Читаем Bitter Gold Hearts полностью

She looked at me like I was crazy. "You pay up front, every week. You show me you're reliable, after a few months I might understand if you're one or two days late. Three days and out you go. Got that?"

She was a charmer in every respect. Had she not possessed the winning personality of a lizard, a guy might have been tempted to have her hair and clothes washed. She couldn't have been much past thirty, only the inside had gone completely to seed. But the rest wouldn't be far behind.

"You're staring like you think the place comes with entertainment." She tried a cautious smile from which a few teeth were missing. "That costs you extra, too."

I had a thought. An inspiration, perhaps. What do hookers do when they get too old or too slovenly to compete? Not all can become Lettie Farens. Maybe this was someone Donni had known before she had become a landlady.

"I'm not so much interested in the room as I am in the tenant." I palmed a gold piece, let her see a flash. Her eyes popped. Then her face closed down, became all suspicious frowns framed by wild, filthy hair.

"The tenant?"

"The tenant. The person who lived in the room. Also the person who paid for it, if they weren't the same."

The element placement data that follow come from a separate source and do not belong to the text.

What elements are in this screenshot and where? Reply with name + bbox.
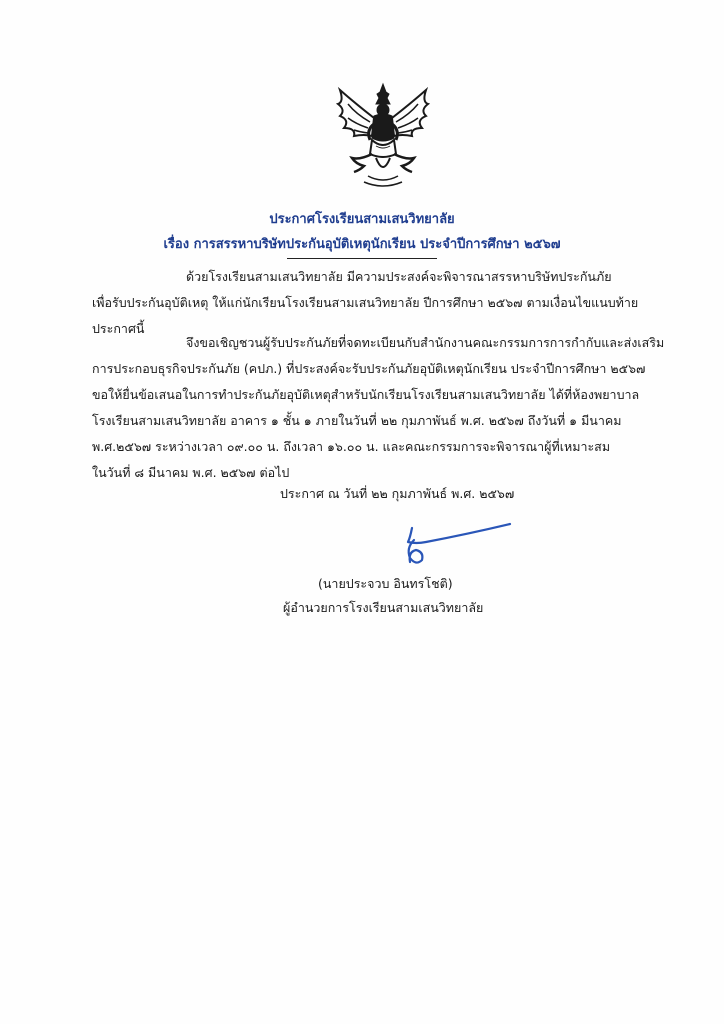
garuda-emblem-icon [330,80,436,192]
paragraph-line: เพื่อรับประกันอุบัติเหตุ ให้แก่นักเรียนโรงเรียนสามเสนวิทยาลัย ปีการศึกษา ๒๕๖๗ ตามเงื่อนไขแนบท้าย [92,295,639,310]
paragraph-invitation [92,330,672,486]
signature-icon [398,516,518,576]
announcement-subject: เรื่อง การสรรหาบริษัทประกันอุบัติเหตุนักเรียน ประจำปีการศึกษา ๒๕๖๗ [163,237,561,252]
signatory-position: ผู้อำนวยการโรงเรียนสามเสนวิทยาลัย [283,600,484,615]
paragraph-line: ขอให้ยื่นข้อเสนอในการทำประกันภัยอุบัติเหตุสำหรับนักเรียนโรงเรียนสามเสนวิทยาลัย ได้ที่ห้องพยาบาล [92,387,640,402]
announced-date: ประกาศ ณ วันที่ ๒๒ กุมภาพันธ์ พ.ศ. ๒๕๖๗ [280,486,515,501]
paragraph-line: ด้วยโรงเรียนสามเสนวิทยาลัย มีความประสงค์จะพิจารณาสรรหาบริษัทประกันภัย [186,269,612,284]
paragraph-line: พ.ศ.๒๕๖๗ ระหว่างเวลา ๐๙.๐๐ น. ถึงเวลา ๑๖.๐๐ น. และคณะกรรมการจะพิจารณาผู้ที่เหมาะสม [92,439,611,454]
paragraph-line: โรงเรียนสามเสนวิทยาลัย อาคาร ๑ ชั้น ๑ ภายในวันที่ ๒๒ กุมภาพันธ์ พ.ศ. ๒๕๖๗ ถึงวันที่ ๑ มีนาคม [92,413,622,428]
paragraph-line: การประกอบธุรกิจประกันภัย (คปภ.) ที่ประสงค์จะรับประกันภัยอุบัติเหตุนักเรียน ประจำปีการศึกษา ๒๕๖๗ [92,361,646,376]
title-divider [287,258,437,259]
announcement-title: ประกาศโรงเรียนสามเสนวิทยาลัย [269,212,455,227]
paragraph-line: ในวันที่ ๘ มีนาคม พ.ศ. ๒๕๖๗ ต่อไป [92,465,290,480]
paragraph-line: ประกาศนี้ [92,321,145,336]
paragraph-line: จึงขอเชิญชวนผู้รับประกันภัยที่จดทะเบียนกับสำนักงานคณะกรรมการการกำกับและส่งเสริม [186,335,665,350]
signatory-name: (นายประจวบ อินทรโชติ) [318,576,453,591]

Still the suspicious eyes. "Who wants to know?"

I looked at the coin. "Dister Greteke." Old Dister was a dead king, of which we in TunFaire are blessed with a lot. We could use a live one—if he'd do something worthwhile.

"A double?"

"Looks like one to me."

"It was a kid named Donny Pell. I don't know where he went. He paid his own rent." She reached.

"You're kidding. Donny Pell, eh? Did you meet him while you were still in the trade?" I put the coin on the windowsill, drifted away. She licked her lips, took one step. She wasn't stupid. She saw the trap taking shape. But she couldn't shake the greed, and maybe she thought she could bluff me. She took another step. In moments she was at the window and I was at the door. "You going to tell me?"

"What do you need to know?"

"Donni Pell. But female. From Lettie Faren's place. Came here to hide out maybe a week ago. Right?"

She nodded. She had a little shame left.

"You knew her before?"

"I was there when she first came to the place. She was different than the other girls. Ambitious. But kind of decent then. If you know what I mean. Maybe she got too ambitious." The knuckles of her right hand whitened as she squeezed the coin. She'd been out of the trade awhile. It had been awhile since she'd seen that kind of money. Doubtless when it had been easy come she hadn't thought to put any aside. Her gaze strayed to the blood­stains. "She developed weird tastes in friends."

"Ogre breeds?"

That surprised her. "Yeah. How did you—"

"I know some things. Some things I don't. You know some things and you don't know what I don't know." I borrowed a trick from Morley Dotes by getting my knife out and going to work on my nails. "So why don't you just tell me everything you do know about her and the people who visited her here."

Her bluff was a feeble bolt and she knew it. But she tried. "I yell and the whole place will be in here in half a minute."

"I'll bet the fellow in the corner thought the same thing."

She looked at the bloodstain again. "Fair is fair. I was just seeing if you'd pay a little more. All right? What do you want to know?"

"I told you. Everything. Especially who else was here this morning and where she is now." To forestall the next round of delays I added, "I don't mean her any harm.

I'm looking for some of her playmates. She's gotten herself caught in the middle of a big and deadly game."

Maybe very deadly for her. If there was to be a next victim in this mess, I'd put all my money on Donni Pell. If I had any chance, I wanted to find her before the villains eliminated the next link in their chain of vulnerability.

"I don't know where she went. I didn't know she was gone till somebody found the mess. That's the gods' honest truth, mister."

She sounded like she was telling the truth. I must have had a ferocious look in my eye. She was getting ner­vous. But with a hooker you never know. Their whole lives are lies and some of the falsehoods run so deep they don't know the difference.

"Look, mister ..."

"Just keep talking, sweetheart. I'll let you know when I've gotten my money's worth."

"Only three people ever visited her here that I know about. The one who killed himself here this morning." If she wanted to keep up the pretense on that, it was all right by me. "That was the only time he ever came that I know of. Another one came twice. Both times he was all covered up in one of them hooded cloaks rich guys wear when they go out at night. I never saw his face. I never heard his name."

Inconvenient for me, that, but she was doing all right, considering. "How tall?"

"Shorter than you. I think. I never was very good judging how tall people are."

"How old?"

"I told you, he wore one of them cloaks."

"What about his voice?"

"I never heard him talk."

"When did he come here?" I was determined to get something.